As the cluster grew in terms of data, compute nodes, and the number of users and applications, numerous challenges were faced. A 10 Gb Ethernet was added on the GPFS servers, and four more of these servers were added to cope with cluster-wide bandwidth concerns. File system migration and consolidation was necessary to manage the uneven spikes in data growth. A newer, faster storage system was purchased and integrated, along with SSD's to speed up both data and metadata operations. User training and clear, centralized documentation was added. Finally, a power and space constrained datacenter was a constant challenge, until recently, when NIAID migrated to a new, primary compute facility.

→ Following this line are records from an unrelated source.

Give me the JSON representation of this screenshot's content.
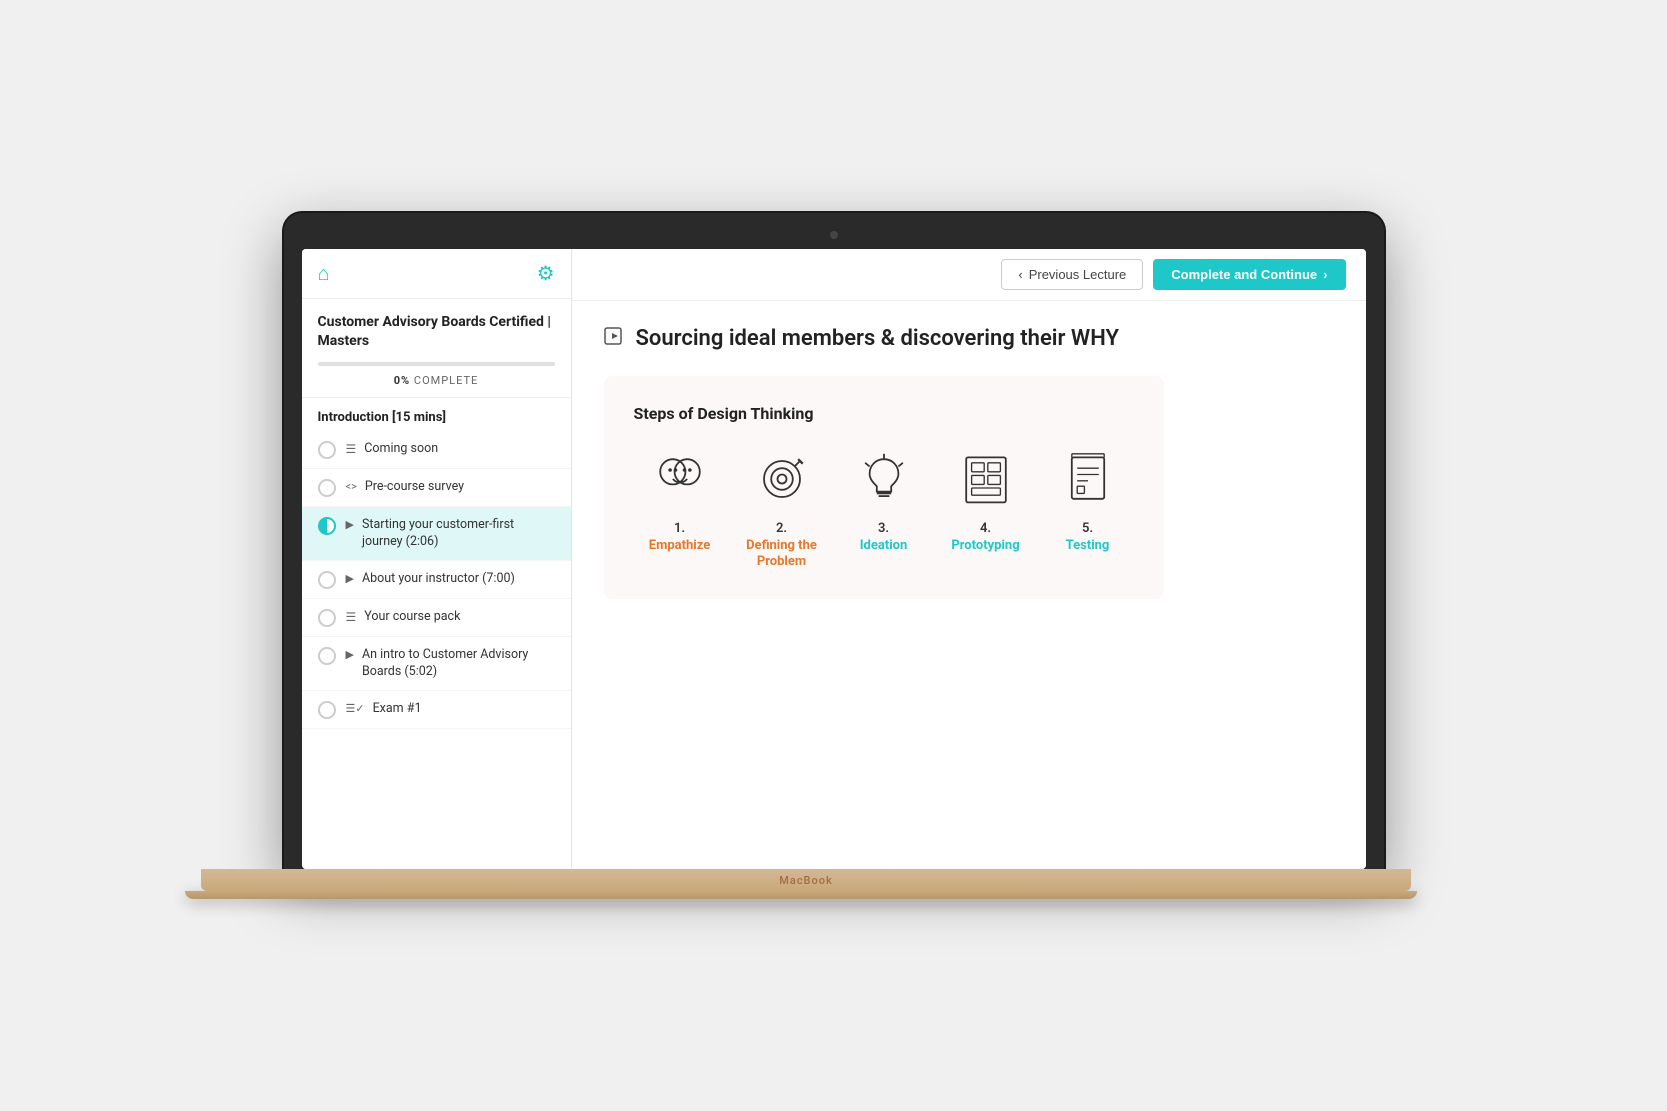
{
  "app": {
    "laptop_brand": "MacBook"
  },
  "sidebar": {
    "course_title": "Customer Advisory Boards Certified | Masters",
    "progress_percent": "0%",
    "progress_label": "COMPLETE",
    "section_title": "Introduction [15 mins]",
    "curriculum_items": [
      {
        "id": 1,
        "icon": "lines",
        "text": "Coming soon",
        "active": false,
        "circle": "empty"
      },
      {
        "id": 2,
        "icon": "code",
        "text": "Pre-course survey",
        "active": false,
        "circle": "empty"
      },
      {
        "id": 3,
        "icon": "video",
        "text": "Starting your customer-first journey (2:06)",
        "active": true,
        "circle": "half"
      },
      {
        "id": 4,
        "icon": "video",
        "text": "About your instructor (7:00)",
        "active": false,
        "circle": "empty"
      },
      {
        "id": 5,
        "icon": "lines",
        "text": "Your course pack",
        "active": false,
        "circle": "empty"
      },
      {
        "id": 6,
        "icon": "video",
        "text": "An intro to Customer Advisory Boards (5:02)",
        "active": false,
        "circle": "empty"
      },
      {
        "id": 7,
        "icon": "exam",
        "text": "Exam #1",
        "active": false,
        "circle": "empty"
      }
    ]
  },
  "topbar": {
    "prev_button": "Previous Lecture",
    "complete_button": "Complete and Continue",
    "prev_arrow": "‹",
    "next_arrow": "›"
  },
  "content": {
    "lecture_title": "Sourcing ideal members & discovering their WHY",
    "design_thinking": {
      "section_title": "Steps of Design Thinking",
      "steps": [
        {
          "number": "1.",
          "label": "Empathize",
          "color": "orange"
        },
        {
          "number": "2.",
          "label": "Defining the Problem",
          "color": "orange"
        },
        {
          "number": "3.",
          "label": "Ideation",
          "color": "teal"
        },
        {
          "number": "4.",
          "label": "Prototyping",
          "color": "teal"
        },
        {
          "number": "5.",
          "label": "Testing",
          "color": "teal"
        }
      ]
    }
  }
}
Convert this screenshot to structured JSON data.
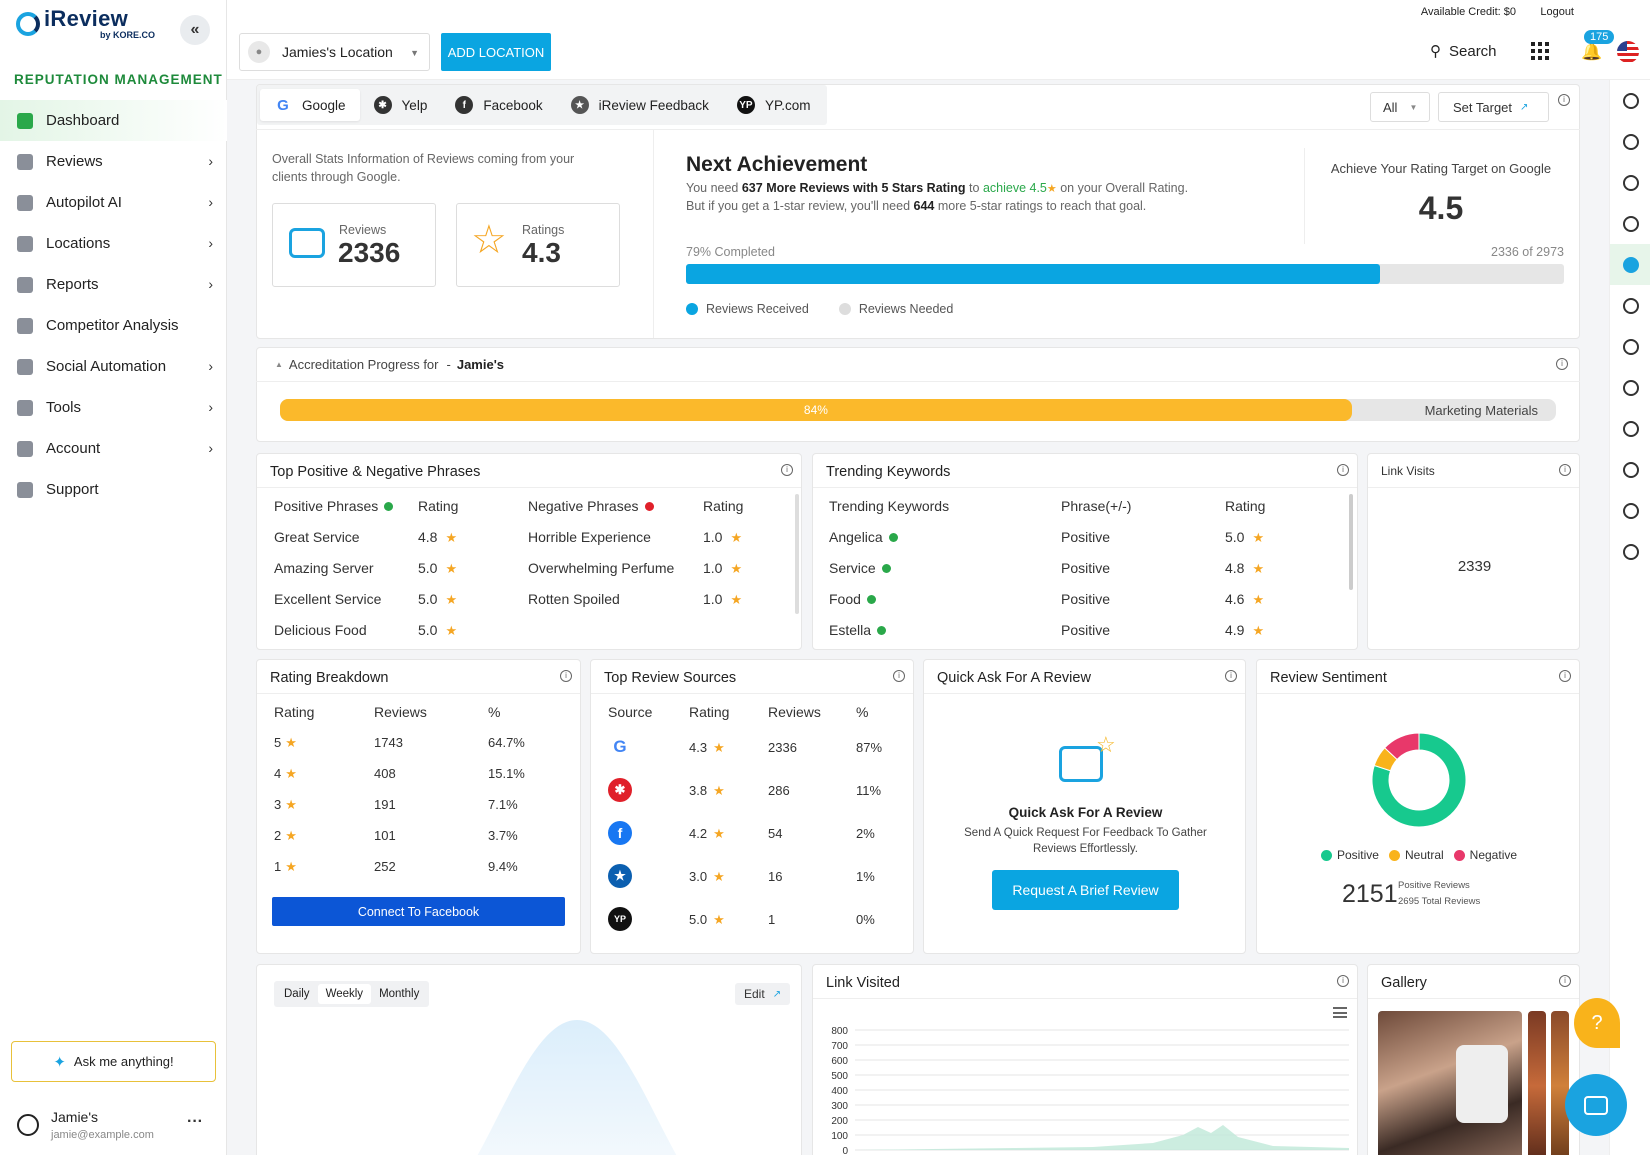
{
  "app": {
    "logo_title": "iReview",
    "logo_sub": "by KORE.CO",
    "section_title": "REPUTATION MANAGEMENT"
  },
  "nav": [
    {
      "label": "Dashboard",
      "chevron": false
    },
    {
      "label": "Reviews",
      "chevron": true
    },
    {
      "label": "Autopilot AI",
      "chevron": true
    },
    {
      "label": "Locations",
      "chevron": true
    },
    {
      "label": "Reports",
      "chevron": true
    },
    {
      "label": "Competitor Analysis",
      "chevron": false
    },
    {
      "label": "Social Automation",
      "chevron": true
    },
    {
      "label": "Tools",
      "chevron": true
    },
    {
      "label": "Account",
      "chevron": true
    },
    {
      "label": "Support",
      "chevron": false
    }
  ],
  "ask_label": "Ask me anything!",
  "user": {
    "name": "Jamie's",
    "email": "jamie@example.com"
  },
  "topline": {
    "credit": "Available Credit: $0",
    "logout": "Logout"
  },
  "header": {
    "location": "Jamies's Location",
    "add_location": "ADD LOCATION",
    "search": "Search",
    "notif_count": "175"
  },
  "sources": [
    "Google",
    "Yelp",
    "Facebook",
    "iReview Feedback",
    "YP.com"
  ],
  "filter": {
    "all": "All",
    "set_target": "Set Target"
  },
  "overall": {
    "desc": "Overall Stats Information of Reviews coming from your clients through Google.",
    "reviews_label": "Reviews",
    "reviews_value": "2336",
    "ratings_label": "Ratings",
    "ratings_value": "4.3"
  },
  "achievement": {
    "title": "Next Achievement",
    "l1a": "You need ",
    "l1b": "637 More Reviews with 5 Stars Rating",
    "l1c": " to ",
    "l1d": "achieve 4.5",
    "l1e": " on your Overall Rating.",
    "l2a": "But if you get a 1-star review, you'll need ",
    "l2b": "644",
    "l2c": " more 5-star ratings to reach that goal.",
    "completed": "79% Completed",
    "count": "2336 of 2973",
    "progress": 0.79,
    "legend_received": "Reviews Received",
    "legend_needed": "Reviews Needed",
    "target_label": "Achieve Your Rating Target on Google",
    "target_value": "4.5"
  },
  "accreditation": {
    "label": "Accreditation Progress for",
    "dash": "-",
    "name": "Jamie's",
    "percent_text": "84%",
    "progress": 0.84,
    "materials": "Marketing Materials"
  },
  "phrases": {
    "title": "Top Positive & Negative Phrases",
    "pos_header": "Positive Phrases",
    "neg_header": "Negative Phrases",
    "rating_header": "Rating",
    "positive": [
      [
        "Great Service",
        "4.8"
      ],
      [
        "Amazing Server",
        "5.0"
      ],
      [
        "Excellent Service",
        "5.0"
      ],
      [
        "Delicious Food",
        "5.0"
      ]
    ],
    "negative": [
      [
        "Horrible Experience",
        "1.0"
      ],
      [
        "Overwhelming Perfume",
        "1.0"
      ],
      [
        "Rotten Spoiled",
        "1.0"
      ]
    ]
  },
  "trending": {
    "title": "Trending Keywords",
    "headers": [
      "Trending Keywords",
      "Phrase(+/-)",
      "Rating"
    ],
    "rows": [
      [
        "Angelica",
        "Positive",
        "5.0"
      ],
      [
        "Service",
        "Positive",
        "4.8"
      ],
      [
        "Food",
        "Positive",
        "4.6"
      ],
      [
        "Estella",
        "Positive",
        "4.9"
      ]
    ]
  },
  "link_visits": {
    "title": "Link Visits",
    "value": "2339"
  },
  "rating_breakdown": {
    "title": "Rating Breakdown",
    "headers": [
      "Rating",
      "Reviews",
      "%"
    ],
    "rows": [
      [
        "5",
        "1743",
        "64.7%"
      ],
      [
        "4",
        "408",
        "15.1%"
      ],
      [
        "3",
        "191",
        "7.1%"
      ],
      [
        "2",
        "101",
        "3.7%"
      ],
      [
        "1",
        "252",
        "9.4%"
      ]
    ],
    "button": "Connect To Facebook"
  },
  "top_sources": {
    "title": "Top Review Sources",
    "headers": [
      "Source",
      "Rating",
      "Reviews",
      "%"
    ],
    "rows": [
      {
        "icon": "google-icon",
        "rating": "4.3",
        "reviews": "2336",
        "pct": "87%"
      },
      {
        "icon": "yelp-icon",
        "rating": "3.8",
        "reviews": "286",
        "pct": "11%"
      },
      {
        "icon": "facebook-icon",
        "rating": "4.2",
        "reviews": "54",
        "pct": "2%"
      },
      {
        "icon": "ireview-icon",
        "rating": "3.0",
        "reviews": "16",
        "pct": "1%"
      },
      {
        "icon": "yp-icon",
        "rating": "5.0",
        "reviews": "1",
        "pct": "0%"
      }
    ]
  },
  "quick_ask": {
    "title": "Quick Ask For A Review",
    "heading": "Quick Ask For A Review",
    "desc1": "Send A Quick Request For Feedback To Gather",
    "desc2": "Reviews Effortlessly.",
    "button": "Request A Brief Review"
  },
  "sentiment": {
    "title": "Review Sentiment",
    "legend": [
      "Positive",
      "Neutral",
      "Negative"
    ],
    "values": [
      80,
      7,
      13
    ],
    "colors": [
      "#17c98e",
      "#f9b31b",
      "#e8386a"
    ],
    "count": "2151",
    "positive_label": "Positive Reviews",
    "total_label": "2695 Total Reviews"
  },
  "period": {
    "tabs": [
      "Daily",
      "Weekly",
      "Monthly"
    ],
    "edit": "Edit"
  },
  "link_visited": {
    "title": "Link Visited",
    "yticks": [
      "800",
      "700",
      "600",
      "500",
      "400",
      "300",
      "200",
      "100",
      "0"
    ]
  },
  "gallery": {
    "title": "Gallery"
  },
  "help_label": "?"
}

Going forward, NIAID can take advantage of this new compute facility to build a new cluster that supports up to 40kW per rack. The networking will consist of a 56 Gb FDR Infiniband network for all intra-cluster communication, which will provide both higher bandwidth and lower latency. New Dell C6220s will roughly double the number of CPU cores and increase available memory by 700 percent. Additional GPGPU servers, utilizing NVIDIA's latest K80 Tesla GPU accelerators, will tackle a high volume of molecular dynamic work that needs analysis. Bright Computing's Cluster Manager will take over for ROCKS, as it provides similar, but more extensive capabilities. OCICB has selected Univa Grid Engine (UGE) to take over for SGE, which no longer receives regular updates. IBM's Tivoli Storage Manager (TSM) is also being implemented as a more efficient backup and archive system, given its tight integration with GPFS, which allows for a transparent data tiering between a disk and tape. Lastly, we will be implementing Globus, a tool and service for collaboration with HPC clusters and scientific institutions around the world.
Established in 2009, HPC cluster is currently freely available to the NIAID researchers and their collaborators, and is continually evolving to better meet growing needs of the scientific community.